My Solution: deposit.bolab.dev
Based on this conviction, I built Chain Deposit Lab — a multi-chain deposit testing platform.
The core goal is singular: enable anyone — even someone with zero blockchain knowledge — to complete a standardized deposit test in minutes.
What It Does
The platform currently covers 21 chains (13 EVM / BTC / 3 UTXO / 3 Cosmos / Solana), with five major test categories for EVM chains:
- Basic transfers: Standard native coin and token deposits
- Batch transfers: Multiple transfer events in a single transaction via helper contracts
- Amount boundaries: Zero amount, minimum unit (1 wei), and other edge values
- Failed transactions: Insufficient balance, insufficient gas, contract revert — 6 failure types
- Fake deposits: Fake tokens, fake events — 6 attack simulations
What used to take days to construct now takes minutes.
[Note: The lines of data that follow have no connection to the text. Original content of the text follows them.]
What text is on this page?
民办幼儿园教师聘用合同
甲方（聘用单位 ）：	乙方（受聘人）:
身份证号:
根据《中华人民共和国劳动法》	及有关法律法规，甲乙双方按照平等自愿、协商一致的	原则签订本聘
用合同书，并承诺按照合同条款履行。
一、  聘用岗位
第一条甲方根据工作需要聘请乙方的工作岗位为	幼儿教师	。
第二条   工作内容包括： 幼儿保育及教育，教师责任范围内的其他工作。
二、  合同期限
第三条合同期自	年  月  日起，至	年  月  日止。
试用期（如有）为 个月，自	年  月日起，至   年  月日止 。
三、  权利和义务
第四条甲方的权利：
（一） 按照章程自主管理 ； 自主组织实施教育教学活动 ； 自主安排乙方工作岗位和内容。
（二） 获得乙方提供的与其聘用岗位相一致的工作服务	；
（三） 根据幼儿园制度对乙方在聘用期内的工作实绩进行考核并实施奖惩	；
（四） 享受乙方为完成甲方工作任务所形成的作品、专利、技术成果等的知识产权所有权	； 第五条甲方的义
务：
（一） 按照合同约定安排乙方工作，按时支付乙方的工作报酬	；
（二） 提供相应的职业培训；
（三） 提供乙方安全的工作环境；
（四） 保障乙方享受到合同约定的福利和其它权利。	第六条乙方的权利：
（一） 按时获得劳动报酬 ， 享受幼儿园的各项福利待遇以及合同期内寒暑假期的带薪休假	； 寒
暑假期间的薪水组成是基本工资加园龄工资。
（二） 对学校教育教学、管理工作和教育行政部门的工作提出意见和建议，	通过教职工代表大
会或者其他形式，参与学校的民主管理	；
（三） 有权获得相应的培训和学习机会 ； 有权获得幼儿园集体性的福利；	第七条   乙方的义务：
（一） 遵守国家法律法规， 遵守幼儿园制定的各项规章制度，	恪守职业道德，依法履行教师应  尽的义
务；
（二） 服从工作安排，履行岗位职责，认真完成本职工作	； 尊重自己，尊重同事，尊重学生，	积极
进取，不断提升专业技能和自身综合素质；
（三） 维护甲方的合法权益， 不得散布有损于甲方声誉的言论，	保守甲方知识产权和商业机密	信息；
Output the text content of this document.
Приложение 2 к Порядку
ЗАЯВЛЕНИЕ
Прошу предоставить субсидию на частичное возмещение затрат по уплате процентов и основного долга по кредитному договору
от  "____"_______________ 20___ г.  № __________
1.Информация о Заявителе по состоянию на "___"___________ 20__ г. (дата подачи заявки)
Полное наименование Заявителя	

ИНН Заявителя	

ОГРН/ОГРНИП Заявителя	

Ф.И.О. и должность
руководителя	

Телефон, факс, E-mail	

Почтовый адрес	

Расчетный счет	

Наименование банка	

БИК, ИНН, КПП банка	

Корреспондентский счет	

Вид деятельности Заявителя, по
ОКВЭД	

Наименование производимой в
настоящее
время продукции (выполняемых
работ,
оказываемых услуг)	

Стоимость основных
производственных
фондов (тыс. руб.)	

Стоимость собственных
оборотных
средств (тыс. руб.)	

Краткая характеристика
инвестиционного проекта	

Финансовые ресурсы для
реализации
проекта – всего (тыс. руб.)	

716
But Standardization Isn’t Enough
The platform solves rapid construction of known scenarios, but testing needs are sometimes highly customized — a new chain with unique transaction structures, or a business team needing to verify a specific edge case. Fixed buttons and forms can’t cover every possibility.
To address this, I built a transaction-crafting bot powered by an AI Agent (based on OpenClaw). Testers describe what they need in natural language, and the bot automatically constructs the corresponding on-chain transaction.
More importantly, the bot generates daily reports summarizing all custom requests from the team. I review these: which ones are frequent? Which have general applicability? Those worth standardizing get added to the platform — real-world demand feeding back into tool iteration.
This creates a closed loop:
Standardized platform → covers known scenarios → AI Agent handles custom requests → daily reports surface frequent cases → feed back into platform updates
Next: Fake Deposit Detection
Everything above deals with “known transactions.” But as test engineers, our job isn’t just verifying that known things pass correctly — we need to provide quality assurance from a holistic perspective: can the system correctly handle transaction types we haven’t seen before?
This is the core challenge of fake deposit detection.
Narrowing the Scope
One key insight: beyond low-level code bugs (like failing to filter reverted transactions), most fake deposit vulnerabilities stem from complex transaction structures. And the most complex transaction structures exist on chains that support smart contracts.
So the scope narrows dramatically: go deep on EVM chains, then sweep through other major chains one by one.
Two Exploration Directions
Direction 1: On-chain Data Analysis
Pull large volumes of real transaction data from target chains and feed them to AI for type classification. Compare against known types in the platform — if transaction structures appear that don’t match any known category, aggregate them and assess whether they need test coverage.
The advantage: data-driven discovery of blind spots we “don’t know we don’t know.” The risk: uncertain ROI, and token consumption for large-scale analysis needs evaluation.
Direction 2: Mock Bombardment
Pull large volumes of real transactions, replace all to addresses with exchange deposit addresses, and submit them in bulk. Essentially using real-world transaction diversity to stress-test the system, seeing which transactions can “fool” the deposit detection.
More direct, more aggressive, and closer to real attack scenarios.
Both directions have trade-offs — most likely the final approach combines them: use Direction 1 to discover blind spots, then Direction 2 for stress validation.
Closing Thoughts
Deposit testing has long been an apprenticeship model — all the capability lives in people’s heads, and walks out the door when they leave. What I’m trying to do is straightforward: turn experience into tools, turn individual capability into team capability, turn one-off testing into repeatable standardized processes.
The tool is just the starting point. The real goal is building a complete deposit quality assurance system — from standardized testing, to customized supplementation, to unknown threat discovery — forming a layered defense.